Reporting of suspected adverse reactions: Reporting suspected adverse reactions after authorisation of the medicinal product is important. It allows continued monitoring of the benefit/risk balance of the medicinal product. Healthcare professionals are asked to report any suspected adverse reactions.
Oral suspension: Telfast is generally well-tolerated. In placebo-controlled trials involving seasonal allergic rhinitis and chronic idiopathic urticarial patients, adverse events were comparable in fexofenadine- and placebo-treated patients. The most common adverse events reported in controlled clinical trials were headache, fatigue, dizziness or drowsiness and nausea. The incidence of these effects was similar to that observed with placebo. No apparent dose trends were revealed in adverse events.
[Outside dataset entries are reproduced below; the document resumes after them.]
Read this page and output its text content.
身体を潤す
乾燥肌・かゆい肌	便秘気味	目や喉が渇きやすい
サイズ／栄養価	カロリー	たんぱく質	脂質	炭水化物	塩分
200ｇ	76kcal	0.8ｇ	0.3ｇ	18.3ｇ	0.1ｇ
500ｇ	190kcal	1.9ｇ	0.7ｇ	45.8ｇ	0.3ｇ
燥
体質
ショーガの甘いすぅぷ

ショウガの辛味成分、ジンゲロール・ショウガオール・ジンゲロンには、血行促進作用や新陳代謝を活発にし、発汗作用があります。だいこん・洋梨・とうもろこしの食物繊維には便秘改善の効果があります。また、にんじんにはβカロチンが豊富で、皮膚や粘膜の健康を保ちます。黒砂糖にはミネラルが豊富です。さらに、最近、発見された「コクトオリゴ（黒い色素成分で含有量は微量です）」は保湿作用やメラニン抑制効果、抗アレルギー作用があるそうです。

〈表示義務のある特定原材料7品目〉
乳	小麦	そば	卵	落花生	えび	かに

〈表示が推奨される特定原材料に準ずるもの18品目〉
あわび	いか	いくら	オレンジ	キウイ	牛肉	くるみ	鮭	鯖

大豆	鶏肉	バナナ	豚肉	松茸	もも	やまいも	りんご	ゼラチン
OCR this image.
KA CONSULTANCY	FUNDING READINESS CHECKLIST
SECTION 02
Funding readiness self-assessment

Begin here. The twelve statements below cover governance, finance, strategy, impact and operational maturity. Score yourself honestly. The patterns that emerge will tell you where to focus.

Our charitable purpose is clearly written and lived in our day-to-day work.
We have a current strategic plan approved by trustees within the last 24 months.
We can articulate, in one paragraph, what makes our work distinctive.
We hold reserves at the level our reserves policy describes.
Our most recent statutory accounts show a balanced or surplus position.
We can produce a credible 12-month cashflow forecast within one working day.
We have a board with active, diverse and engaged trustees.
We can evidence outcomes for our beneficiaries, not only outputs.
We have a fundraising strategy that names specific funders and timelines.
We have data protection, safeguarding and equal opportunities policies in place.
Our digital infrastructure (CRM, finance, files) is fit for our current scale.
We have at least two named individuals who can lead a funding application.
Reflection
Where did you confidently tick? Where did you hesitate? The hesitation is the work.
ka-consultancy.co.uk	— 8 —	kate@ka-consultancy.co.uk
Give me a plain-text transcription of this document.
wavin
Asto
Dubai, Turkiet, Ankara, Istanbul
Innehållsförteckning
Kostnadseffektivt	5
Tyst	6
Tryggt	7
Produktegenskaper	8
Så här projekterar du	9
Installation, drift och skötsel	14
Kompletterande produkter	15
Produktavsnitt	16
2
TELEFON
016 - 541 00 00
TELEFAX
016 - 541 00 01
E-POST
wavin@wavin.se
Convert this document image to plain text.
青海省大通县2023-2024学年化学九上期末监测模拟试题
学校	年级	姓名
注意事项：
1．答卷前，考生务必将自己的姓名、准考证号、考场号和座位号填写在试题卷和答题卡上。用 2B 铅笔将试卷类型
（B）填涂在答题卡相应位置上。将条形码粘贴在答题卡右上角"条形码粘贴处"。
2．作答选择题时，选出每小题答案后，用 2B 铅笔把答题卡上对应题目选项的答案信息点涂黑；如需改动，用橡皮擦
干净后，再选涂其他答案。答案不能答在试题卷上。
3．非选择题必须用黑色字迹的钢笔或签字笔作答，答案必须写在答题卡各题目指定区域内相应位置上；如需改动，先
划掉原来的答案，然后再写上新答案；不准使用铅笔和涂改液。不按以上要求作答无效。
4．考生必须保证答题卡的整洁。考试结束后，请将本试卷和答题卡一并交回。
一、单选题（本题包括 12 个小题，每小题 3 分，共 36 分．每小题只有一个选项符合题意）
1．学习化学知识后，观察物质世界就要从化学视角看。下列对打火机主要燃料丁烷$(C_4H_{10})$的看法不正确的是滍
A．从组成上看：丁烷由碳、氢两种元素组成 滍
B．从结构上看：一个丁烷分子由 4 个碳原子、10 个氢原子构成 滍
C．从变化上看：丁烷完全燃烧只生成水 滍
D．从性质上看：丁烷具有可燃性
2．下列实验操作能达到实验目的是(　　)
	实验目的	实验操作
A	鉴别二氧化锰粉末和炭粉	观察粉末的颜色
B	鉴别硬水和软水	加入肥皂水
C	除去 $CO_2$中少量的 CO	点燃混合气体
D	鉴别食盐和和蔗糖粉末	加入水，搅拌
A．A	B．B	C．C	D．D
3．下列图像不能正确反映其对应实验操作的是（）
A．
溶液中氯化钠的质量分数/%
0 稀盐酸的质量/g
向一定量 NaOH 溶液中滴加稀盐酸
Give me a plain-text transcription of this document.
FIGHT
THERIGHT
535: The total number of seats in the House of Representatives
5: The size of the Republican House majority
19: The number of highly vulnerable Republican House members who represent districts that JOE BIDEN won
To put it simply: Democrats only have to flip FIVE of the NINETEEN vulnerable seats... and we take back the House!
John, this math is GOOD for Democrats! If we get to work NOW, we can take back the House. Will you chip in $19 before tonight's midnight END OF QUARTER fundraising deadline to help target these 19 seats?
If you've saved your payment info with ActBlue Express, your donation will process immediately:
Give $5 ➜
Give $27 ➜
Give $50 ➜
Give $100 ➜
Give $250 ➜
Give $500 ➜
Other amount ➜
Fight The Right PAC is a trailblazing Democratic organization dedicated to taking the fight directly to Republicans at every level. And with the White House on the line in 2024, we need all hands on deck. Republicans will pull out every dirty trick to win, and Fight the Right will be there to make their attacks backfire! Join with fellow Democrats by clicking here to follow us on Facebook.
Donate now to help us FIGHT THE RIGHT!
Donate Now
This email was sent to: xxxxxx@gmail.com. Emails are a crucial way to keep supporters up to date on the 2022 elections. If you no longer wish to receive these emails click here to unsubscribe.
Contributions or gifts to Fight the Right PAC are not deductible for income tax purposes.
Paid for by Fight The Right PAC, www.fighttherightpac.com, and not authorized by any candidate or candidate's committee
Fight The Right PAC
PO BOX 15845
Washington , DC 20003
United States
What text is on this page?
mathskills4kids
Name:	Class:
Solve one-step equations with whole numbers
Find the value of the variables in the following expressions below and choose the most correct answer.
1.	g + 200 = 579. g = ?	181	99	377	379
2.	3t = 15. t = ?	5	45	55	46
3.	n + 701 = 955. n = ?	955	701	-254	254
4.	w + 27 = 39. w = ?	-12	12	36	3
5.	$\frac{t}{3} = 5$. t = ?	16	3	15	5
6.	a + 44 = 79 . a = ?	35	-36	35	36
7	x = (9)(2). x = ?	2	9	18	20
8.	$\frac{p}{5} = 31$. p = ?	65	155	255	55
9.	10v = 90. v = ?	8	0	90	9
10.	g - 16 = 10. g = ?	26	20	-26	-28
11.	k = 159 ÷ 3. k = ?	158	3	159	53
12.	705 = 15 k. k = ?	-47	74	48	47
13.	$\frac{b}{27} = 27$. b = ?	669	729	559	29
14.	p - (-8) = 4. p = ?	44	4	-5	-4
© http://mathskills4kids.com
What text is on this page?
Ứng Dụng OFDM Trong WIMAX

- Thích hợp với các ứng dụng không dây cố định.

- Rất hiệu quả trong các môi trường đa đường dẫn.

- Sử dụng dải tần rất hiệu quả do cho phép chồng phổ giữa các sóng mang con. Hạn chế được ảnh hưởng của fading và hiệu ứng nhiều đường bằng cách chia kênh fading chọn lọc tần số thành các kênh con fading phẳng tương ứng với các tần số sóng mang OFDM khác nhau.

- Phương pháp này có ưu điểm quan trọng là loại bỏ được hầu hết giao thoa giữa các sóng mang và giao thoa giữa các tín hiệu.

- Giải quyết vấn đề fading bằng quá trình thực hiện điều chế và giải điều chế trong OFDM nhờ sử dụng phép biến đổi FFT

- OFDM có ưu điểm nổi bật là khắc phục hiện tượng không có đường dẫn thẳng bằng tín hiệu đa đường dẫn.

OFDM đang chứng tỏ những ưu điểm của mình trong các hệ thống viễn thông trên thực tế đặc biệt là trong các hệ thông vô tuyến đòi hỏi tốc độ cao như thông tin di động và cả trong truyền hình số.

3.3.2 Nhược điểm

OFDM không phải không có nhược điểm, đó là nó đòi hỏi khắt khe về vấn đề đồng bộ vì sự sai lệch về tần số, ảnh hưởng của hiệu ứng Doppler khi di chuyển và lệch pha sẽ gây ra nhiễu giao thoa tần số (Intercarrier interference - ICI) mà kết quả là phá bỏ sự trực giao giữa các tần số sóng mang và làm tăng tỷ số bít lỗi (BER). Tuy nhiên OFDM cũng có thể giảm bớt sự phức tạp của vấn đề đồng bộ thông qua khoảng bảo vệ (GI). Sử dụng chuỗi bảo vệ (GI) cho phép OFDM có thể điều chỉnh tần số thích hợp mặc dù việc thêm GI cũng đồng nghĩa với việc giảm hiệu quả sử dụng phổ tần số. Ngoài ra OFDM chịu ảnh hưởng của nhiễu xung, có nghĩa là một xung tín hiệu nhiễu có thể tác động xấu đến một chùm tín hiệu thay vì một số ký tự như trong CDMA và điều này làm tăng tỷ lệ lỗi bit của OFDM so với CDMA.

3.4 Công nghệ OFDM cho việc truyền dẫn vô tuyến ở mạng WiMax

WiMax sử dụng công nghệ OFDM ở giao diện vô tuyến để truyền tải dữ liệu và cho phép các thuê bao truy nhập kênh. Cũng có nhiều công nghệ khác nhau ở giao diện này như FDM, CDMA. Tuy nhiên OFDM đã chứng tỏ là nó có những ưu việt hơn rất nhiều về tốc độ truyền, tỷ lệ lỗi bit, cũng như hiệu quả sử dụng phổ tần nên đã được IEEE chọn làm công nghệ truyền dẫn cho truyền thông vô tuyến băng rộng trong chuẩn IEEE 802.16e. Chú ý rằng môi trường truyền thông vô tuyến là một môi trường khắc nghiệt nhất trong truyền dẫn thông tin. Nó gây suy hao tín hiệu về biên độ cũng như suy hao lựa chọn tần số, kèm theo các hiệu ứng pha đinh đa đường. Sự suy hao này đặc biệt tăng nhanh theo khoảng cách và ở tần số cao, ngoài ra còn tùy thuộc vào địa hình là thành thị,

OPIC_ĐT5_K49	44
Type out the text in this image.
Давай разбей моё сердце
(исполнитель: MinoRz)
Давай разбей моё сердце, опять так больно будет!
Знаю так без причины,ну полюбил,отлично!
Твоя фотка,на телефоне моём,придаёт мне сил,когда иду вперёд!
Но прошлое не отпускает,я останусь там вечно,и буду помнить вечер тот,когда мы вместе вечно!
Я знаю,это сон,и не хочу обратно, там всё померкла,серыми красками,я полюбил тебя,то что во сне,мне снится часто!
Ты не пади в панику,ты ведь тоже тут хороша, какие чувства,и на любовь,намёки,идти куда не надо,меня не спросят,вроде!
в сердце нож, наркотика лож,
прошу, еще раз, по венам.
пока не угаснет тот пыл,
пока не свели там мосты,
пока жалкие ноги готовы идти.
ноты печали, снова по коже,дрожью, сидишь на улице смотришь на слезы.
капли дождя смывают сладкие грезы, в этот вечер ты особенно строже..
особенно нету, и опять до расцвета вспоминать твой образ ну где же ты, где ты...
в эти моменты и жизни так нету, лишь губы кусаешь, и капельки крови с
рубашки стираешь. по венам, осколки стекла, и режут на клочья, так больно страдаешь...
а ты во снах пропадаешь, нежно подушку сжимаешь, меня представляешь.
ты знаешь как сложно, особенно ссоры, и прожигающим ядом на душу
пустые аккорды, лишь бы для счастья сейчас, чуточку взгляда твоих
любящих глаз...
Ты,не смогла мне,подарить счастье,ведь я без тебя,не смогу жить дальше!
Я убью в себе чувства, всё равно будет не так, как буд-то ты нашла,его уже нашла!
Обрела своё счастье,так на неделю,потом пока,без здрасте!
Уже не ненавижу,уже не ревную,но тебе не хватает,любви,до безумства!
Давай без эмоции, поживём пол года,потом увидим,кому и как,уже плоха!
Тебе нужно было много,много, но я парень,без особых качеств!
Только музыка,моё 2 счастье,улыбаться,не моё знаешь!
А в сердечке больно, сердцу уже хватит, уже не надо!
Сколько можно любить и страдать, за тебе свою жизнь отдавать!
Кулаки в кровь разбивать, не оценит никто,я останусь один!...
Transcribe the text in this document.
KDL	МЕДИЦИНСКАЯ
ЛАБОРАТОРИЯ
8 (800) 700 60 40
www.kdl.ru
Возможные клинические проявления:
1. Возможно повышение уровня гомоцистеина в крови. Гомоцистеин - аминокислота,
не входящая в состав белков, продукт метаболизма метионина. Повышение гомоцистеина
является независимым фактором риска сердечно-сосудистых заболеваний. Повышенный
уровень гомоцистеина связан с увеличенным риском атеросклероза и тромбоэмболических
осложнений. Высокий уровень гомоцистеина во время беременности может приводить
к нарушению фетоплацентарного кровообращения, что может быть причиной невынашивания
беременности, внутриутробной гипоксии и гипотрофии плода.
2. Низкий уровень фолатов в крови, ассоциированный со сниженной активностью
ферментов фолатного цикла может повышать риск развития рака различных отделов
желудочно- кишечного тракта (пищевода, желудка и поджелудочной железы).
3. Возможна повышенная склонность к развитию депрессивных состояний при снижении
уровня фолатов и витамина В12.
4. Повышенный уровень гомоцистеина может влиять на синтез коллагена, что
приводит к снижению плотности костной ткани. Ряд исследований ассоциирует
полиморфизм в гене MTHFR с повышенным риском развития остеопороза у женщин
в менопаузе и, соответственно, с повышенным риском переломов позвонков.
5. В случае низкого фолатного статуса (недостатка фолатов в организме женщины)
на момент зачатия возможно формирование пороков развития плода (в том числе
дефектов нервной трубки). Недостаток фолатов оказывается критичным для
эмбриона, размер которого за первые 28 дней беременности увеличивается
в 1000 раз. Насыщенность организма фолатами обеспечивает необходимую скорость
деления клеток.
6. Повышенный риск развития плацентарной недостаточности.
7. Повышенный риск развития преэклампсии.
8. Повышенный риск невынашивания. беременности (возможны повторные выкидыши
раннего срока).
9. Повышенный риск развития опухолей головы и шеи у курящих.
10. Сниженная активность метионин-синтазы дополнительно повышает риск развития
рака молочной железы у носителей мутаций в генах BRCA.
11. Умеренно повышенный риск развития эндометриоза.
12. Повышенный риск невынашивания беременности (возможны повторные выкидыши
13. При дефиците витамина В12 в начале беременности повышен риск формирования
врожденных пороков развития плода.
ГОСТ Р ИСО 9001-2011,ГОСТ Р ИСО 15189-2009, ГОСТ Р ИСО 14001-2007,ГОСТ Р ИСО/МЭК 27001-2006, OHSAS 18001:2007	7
Events that have been reported during controlled trials involving seasonal allergic rhinitis and chronic idiopathic urticarial patients with incidences less than 1% and similar to placebo and have been reported rarely during post-marketing surveillance include: nervousness, insomnia, sleep disorders and paranoia. In rare cases, rash, urticaria, pruritus and hypersensitivity reactions with manifestations such as angioedema, chest tightness, dyspnoea, flushing and systemic anaphylaxis have been reported.
Adverse events reported in placebo-controlled chronic idiopathic urticarial studies were similar to those reported in placebo-controlled seasonal allergic rhinitis studies. In placebo-controlled trials involving pediatric seasonal allergic rhinitis patients (6-11 years of age), adverse events were similar to those observed in trials involving seasonal allergic rhinitis patients 12 years and older. In controlled clinical trials involving pediatric patients 6 months to 5 years of age, there were no unexpected adverse events in patients treated with fexofenadine hydrochloride.